Post
Topic
Board Announcements (Altcoins)
Re: [ANN][DASH] Dash | First Anonymous Coin | Inventor of X11, DGW, Darksend and InstantX
by
toknormal
on 27/09/2015, 01:05:58 UTC

I always thought that the only way to change this is for Evan to quit this project and start another one with a clean distribution and conscience....

Thoughtful remark. As it happens I think Satoshi should have just "quit" and start again with a properly fungible 2-tier network that would have saved us all a lot of time and effort. While we're at it - all those perfectly launched coins with nice emmission curves that had 100's of thousands of dollars invested in them and then went straight to zero could also ideally just have "expired" prior to ripping off their holders.

Although there is some tiny semblance of merit to what your proposing within the incestuous confines of bitcointalk, be advised that the general public 'out there' regard all of crypto as 'instamined'. Nothing to do with stumbling starts - just that nobody told them about it and there's about 7 billion of them and about 5 thousand of "us" (if you're lucky).

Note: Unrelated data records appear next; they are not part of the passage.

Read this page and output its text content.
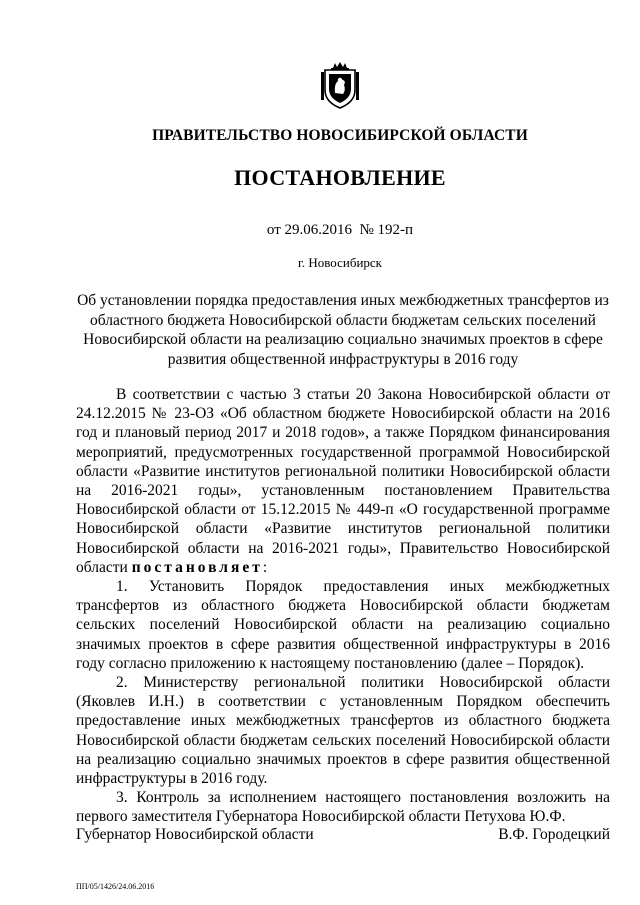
ПРАВИТЕЛЬСТВО НОВОСИБИРСКОЙ ОБЛАСТИ
ПОСТАНОВЛЕНИЕ
от 29.06.2016  № 192-п
г. Новосибирск
Об установлении порядка предоставления иных межбюджетных трансфертов из областного бюджета Новосибирской области бюджетам сельских поселений Новосибирской области на реализацию социально значимых проектов в сфере развития общественной инфраструктуры в 2016 году

В соответствии с частью 3 статьи 20 Закона Новосибирской области от 24.12.2015 № 23-ОЗ «Об областном бюджете Новосибирской области на 2016 год и плановый период 2017 и 2018 годов», а также Порядком финансирования мероприятий, предусмотренных государственной программой Новосибирской области «Развитие институтов региональной политики Новосибирской области на 2016-2021 годы», установленным постановлением Правительства Новосибирской области от 15.12.2015 № 449-п «О государственной программе Новосибирской области «Развитие институтов региональной политики Новосибирской области на 2016-2021 годы», Правительство Новосибирской области постановляет:

1. Установить Порядок предоставления иных межбюджетных трансфертов из областного бюджета Новосибирской области бюджетам сельских поселений Новосибирской области на реализацию социально значимых проектов в сфере развития общественной инфраструктуры в 2016 году согласно приложению к настоящему постановлению (далее – Порядок).

2. Министерству региональной политики Новосибирской области (Яковлев И.Н.) в соответствии с установленным Порядком обеспечить предоставление иных межбюджетных трансфертов из областного бюджета Новосибирской области бюджетам сельских поселений Новосибирской области на реализацию социально значимых проектов в сфере развития общественной инфраструктуры в 2016 году.

3. Контроль за исполнением настоящего постановления возложить на первого заместителя Губернатора Новосибирской области Петухова Ю.Ф.

Губернатор Новосибирской области	В.Ф. Городецкий
ПП/05/1426/24.06.2016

If there's one thing thats for sure, it's that if any of these projects make it out of the "nursery", it won't be the one with the 'perfect launch'. It will be the one that best addresses all the challenges that face a fledgling monetary token in a way that markets evaluate as having a future viability.

As for distribution - if you think that a mining emissions curve has a hope in hell of having anything to say about a "clean distribution" in a market of this size and age then I urge you to have a go at sweeping a porch in a tornado. It might help you to put a few things in perspective. Over the last year anyone that wanted to has been able - and still can - to pick up practically any amount of alt coin for peanuts. Emissions curves are one route to distribution but thats all they are. Markets are another and are equally viable, if not more so, because they price in all that has gone on in that coin's history.

If crypto’s ever get anywhere near the levels of valuation and liquidity that the holders with their tongues hanging down to the floor are anticipating, then emissions curves may become far more important, obviously. But the idea of ditching as promising a technology as this in its early stages when there is no other competitor anywhere near it would have been sheer idiocy - for developers AND investors.